Carlos Amorales: The Harvard Commission in Context
Lecture Nancy Stephenson Nichols Memorial Lecture
Harvard Art Museums32 Quincy Street, Cambridge, MA
Mexican-born installation and film artist Carlos Amorales (b. 1970) will visit the Harvard Art Museums to discuss his work over the last five years. He will focus on how, following censorship of a book he was commissioned to write for a Mexican museum, he developed a new kind of writing drawn from the different notation systems used in music, law, and filmmaking. This new “writing” has influenced many of his subsequent works, including one he has created for Harvard.
The lecture will coincide with the installation that week of a new large-scale mobile sculpture by Amorales, Triangle Constellation. This specially commissioned work will be installed in the museums’ Calderwood Courtyard, suspended from the specially designed kingposts, or steel trusses, that are part of the rafters under the courtyard’s new glass roof.
This event will be held in Menschel Hall, Lower Level.
Free admission.
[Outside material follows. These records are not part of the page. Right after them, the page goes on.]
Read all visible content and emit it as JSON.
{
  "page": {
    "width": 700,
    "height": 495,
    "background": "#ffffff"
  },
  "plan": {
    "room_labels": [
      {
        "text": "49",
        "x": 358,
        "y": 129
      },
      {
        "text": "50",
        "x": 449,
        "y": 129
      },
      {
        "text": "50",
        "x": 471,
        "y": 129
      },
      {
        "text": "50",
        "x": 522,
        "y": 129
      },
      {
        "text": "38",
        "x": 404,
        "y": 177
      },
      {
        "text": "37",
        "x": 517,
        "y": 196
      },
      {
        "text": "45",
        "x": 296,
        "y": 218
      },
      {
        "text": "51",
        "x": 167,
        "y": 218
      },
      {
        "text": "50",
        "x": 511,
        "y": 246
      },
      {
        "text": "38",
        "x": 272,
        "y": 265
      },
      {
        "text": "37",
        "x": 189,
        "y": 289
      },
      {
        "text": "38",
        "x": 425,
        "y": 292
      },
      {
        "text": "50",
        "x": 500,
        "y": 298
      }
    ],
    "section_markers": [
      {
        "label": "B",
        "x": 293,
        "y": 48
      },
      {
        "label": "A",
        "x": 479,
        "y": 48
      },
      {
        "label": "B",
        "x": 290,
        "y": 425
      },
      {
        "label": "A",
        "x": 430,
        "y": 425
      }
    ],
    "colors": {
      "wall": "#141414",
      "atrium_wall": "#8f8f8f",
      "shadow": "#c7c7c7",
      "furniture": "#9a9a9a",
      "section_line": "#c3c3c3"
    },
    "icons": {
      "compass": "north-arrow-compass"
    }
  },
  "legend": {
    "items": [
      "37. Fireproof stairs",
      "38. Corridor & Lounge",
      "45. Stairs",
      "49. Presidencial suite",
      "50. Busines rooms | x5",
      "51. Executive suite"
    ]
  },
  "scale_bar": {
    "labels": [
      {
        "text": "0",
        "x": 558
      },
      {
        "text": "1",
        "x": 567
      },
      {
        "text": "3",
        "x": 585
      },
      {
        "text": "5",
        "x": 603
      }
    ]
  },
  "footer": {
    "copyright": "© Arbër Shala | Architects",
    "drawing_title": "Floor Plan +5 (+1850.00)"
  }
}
Please enter the museums via the entrance on Broadway.
Complimentary parking available in the Broadway Garage, 7 Felton Street, in Cambridge.
Reflecting the personal and professional pursuits of the late Nancy Stephenson Nichols (Harvard A.M. ’77, Ph.D. ’80), this annual lecture provides a forum for international leaders in the arts, culture, and museums to share their expertise and ideas on topics of importance in the worlds in which they work.